Тогда я начал свирепеть — я уже на лестнице пожалел, что пришел сюда, но, собрав все свое терпение, проговорил:

— Мое лицо здесь ни при чем. Где мисс Кью? Ступай-ка, разыщи ее.

Она охнула:

— Как ты смеешь так со мной говорить?

Я ответил:

— Вот уж не собирался говорить ни с тобой, ни с такими, как ты. Впусти меня. — Я хотел уже прибегнуть к помощи Джейни. Она запросто сдвинула бы эту тетку с места. Но я сам должен был все сделать.

Она захлопнула дверь, прежде чем я успел добавить еще что-нибудь.

Поэтому я принялся колотить в дверь ногами. Вот для чего пригодились башмаки. Немного погодя она снова распахнула дверь, да так внезапно, что я чуть не упал на задницу. Размахивая щеткой, она завизжала:

— Убирайся отсюда, мерзавец, иначе полицию вызову! — Потом толкнула меня так, что я и впрямь упал.

Встав с пола, я кинулся к ней. Она отступила назад, и, когда я оказался поблизости, огрела меня щеткой, но я-то был уже внутри. Я было вцепился в ее орудие, но совсем рядом кто-то произнес: «Мириам!» — каким-то ломким голосом.

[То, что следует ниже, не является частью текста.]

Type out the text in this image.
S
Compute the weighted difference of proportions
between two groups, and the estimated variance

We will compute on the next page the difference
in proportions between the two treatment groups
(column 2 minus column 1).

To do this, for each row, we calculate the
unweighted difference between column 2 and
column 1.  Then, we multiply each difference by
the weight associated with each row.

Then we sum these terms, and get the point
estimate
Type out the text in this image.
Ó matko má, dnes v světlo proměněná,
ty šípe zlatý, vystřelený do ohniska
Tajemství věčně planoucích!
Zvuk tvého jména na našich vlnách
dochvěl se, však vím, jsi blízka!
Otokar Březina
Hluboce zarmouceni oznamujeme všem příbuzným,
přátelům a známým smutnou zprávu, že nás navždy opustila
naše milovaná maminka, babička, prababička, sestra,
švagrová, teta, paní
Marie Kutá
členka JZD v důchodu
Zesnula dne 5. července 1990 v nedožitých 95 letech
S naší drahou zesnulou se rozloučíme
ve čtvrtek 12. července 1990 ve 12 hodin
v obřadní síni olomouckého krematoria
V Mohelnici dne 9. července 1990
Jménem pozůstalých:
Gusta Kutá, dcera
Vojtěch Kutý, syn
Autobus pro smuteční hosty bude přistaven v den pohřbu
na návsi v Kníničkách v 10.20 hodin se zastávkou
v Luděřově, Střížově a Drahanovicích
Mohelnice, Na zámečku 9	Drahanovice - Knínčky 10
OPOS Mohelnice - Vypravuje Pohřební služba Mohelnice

Я замер на месте, а служанка истерически завопила:

— Ох, мисс Алисия, да вы гляньте только! Он убьет вас. Вызывайте полицию. Он…

— Мириам! — прозвучал тот же голос, и служанка умолкла.

Наверху лестницы стояла женщина, рот ее был сжат буквально в ниточку. Должно быть, ей было года тридцать три… тридцать три! Смущенные глаза, небольшой нос.

Я спросил:

— Это вы и есть мисс Кью?

— Да, я. А в чем причина вторжения?

— Мне нужно переговорить с вами, мисс Кью.

— Нужно? Так выпрямись и открой рот.

Служанка проговорила:

— Все, вызываю полицию.

Мисс Кью обернулась к ней:

— Успеем, Мириам. Ну, неряха, отвечай, что тебе нужно.

— Мне нужно говорить с вами с глазу на глаз, — проговорил я.

— Не надо, не соглашайтесь, мисс Алисия! — выкрикнула служанка.

— Успокойтесь, Мириам! А ты говори при ней.

— К чертям! — Обе охнули. — Дин не велел мне этого делать.

— Тихо, Мириам. Молодой человек, следует все-таки придерживать язык… — и тут глаза ее округлились. — Кто тебе не велел?..

— Дин.

— Дин, — стоя наверху лестницы, она опустила взгляд к ее подножию и сказала: — Мириам, пусть будет так. — Слова эти, похоже, произносила совсем другая женщина.

Служанка открыла рот, но мисс Кью нацелила на нее указательный палец. Словно разглядев на конце его револьверную мушку, служанка капитулировала.

— Эй, — окликнул я, — вот твоя щетка.